A small group of Southern Nevada customers complained that the new meters significantly raised their bills because they aren't accurate. According to the report, the meters of all 60 of those customers were checked and found to be accurate. It says one possible explanation is that the old mechanical meters run slower as their gearing wears, gradually becoming inaccurate and under-measuring electric use. In those cases, the new digital meter would cause a higher electric bill because it was accurate, not inaccurate, according to the report.

The old meters are also becoming more expensive to maintain because no one in the U.S. makes them anymore.

Some protesters along with the American Association of Retired Persons urged the PUC to make sure that private information collected is kept private. NV Energy officials said their privacy policies already "prohibit the release of any customer information to anyone without either consent or a subpoena."

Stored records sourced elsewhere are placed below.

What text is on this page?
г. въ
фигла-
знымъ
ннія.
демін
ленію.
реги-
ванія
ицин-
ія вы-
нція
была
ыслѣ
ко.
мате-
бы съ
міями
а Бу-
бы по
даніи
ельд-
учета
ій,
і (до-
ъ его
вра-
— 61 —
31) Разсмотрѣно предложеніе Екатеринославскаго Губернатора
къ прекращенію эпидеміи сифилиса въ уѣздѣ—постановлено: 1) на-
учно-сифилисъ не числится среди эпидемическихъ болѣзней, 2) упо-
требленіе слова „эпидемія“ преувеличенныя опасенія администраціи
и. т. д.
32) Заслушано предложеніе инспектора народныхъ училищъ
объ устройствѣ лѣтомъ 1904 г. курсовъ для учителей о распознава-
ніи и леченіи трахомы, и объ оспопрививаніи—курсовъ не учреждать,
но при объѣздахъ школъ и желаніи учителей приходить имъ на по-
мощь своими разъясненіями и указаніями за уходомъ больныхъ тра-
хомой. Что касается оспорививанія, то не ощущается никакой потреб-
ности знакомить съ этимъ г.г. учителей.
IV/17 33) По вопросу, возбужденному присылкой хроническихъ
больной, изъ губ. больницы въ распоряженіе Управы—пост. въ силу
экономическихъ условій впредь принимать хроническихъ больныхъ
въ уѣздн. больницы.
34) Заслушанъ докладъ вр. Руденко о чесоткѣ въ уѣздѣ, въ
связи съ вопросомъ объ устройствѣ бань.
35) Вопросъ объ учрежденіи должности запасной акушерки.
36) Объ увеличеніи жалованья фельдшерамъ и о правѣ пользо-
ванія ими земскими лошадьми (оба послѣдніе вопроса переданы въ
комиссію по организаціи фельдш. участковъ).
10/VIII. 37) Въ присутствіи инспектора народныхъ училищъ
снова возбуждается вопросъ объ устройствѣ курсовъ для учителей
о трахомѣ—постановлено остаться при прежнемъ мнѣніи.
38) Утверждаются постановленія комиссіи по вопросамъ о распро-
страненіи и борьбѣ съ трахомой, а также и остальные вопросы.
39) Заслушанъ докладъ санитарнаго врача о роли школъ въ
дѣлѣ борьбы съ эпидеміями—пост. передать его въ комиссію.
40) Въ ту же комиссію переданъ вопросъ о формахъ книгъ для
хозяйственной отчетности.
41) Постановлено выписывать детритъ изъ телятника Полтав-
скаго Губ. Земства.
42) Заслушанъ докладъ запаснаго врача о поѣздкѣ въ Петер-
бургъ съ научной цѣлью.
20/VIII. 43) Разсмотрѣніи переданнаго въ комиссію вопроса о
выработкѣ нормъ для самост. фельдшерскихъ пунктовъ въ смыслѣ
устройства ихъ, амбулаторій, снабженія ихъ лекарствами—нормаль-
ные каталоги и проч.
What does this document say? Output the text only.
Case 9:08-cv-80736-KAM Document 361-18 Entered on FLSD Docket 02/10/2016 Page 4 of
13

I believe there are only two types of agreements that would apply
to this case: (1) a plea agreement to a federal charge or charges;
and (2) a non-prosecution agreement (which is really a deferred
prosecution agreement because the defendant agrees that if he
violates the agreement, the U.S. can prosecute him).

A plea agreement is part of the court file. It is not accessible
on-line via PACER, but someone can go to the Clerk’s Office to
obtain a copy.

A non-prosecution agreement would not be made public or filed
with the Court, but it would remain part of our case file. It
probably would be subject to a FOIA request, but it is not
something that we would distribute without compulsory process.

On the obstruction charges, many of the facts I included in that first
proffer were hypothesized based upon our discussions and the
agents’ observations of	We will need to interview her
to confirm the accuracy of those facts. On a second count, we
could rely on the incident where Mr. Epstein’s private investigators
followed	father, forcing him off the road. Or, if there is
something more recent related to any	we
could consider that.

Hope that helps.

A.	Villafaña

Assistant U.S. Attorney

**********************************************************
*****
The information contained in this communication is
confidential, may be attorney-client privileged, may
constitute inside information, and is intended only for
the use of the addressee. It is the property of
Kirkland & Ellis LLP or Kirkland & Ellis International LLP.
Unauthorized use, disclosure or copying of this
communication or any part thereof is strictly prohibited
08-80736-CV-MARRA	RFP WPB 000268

NV Energy officials said the meters don't transfer any data that contains personal information.

According to the report, to prevent hacking, the utility has "end-to-end encryption" of all data, including radio transmission between the meter and office. Access to the data center, according to the report, is restricted to authorized personnel.

"NV Energy has taken all reasonable measures to ensure customer privacy and security," the report says. That said, however, the report states that "no system is totally safe."

PUC members will review the staff report today in a hearing beginning at 9 a.m.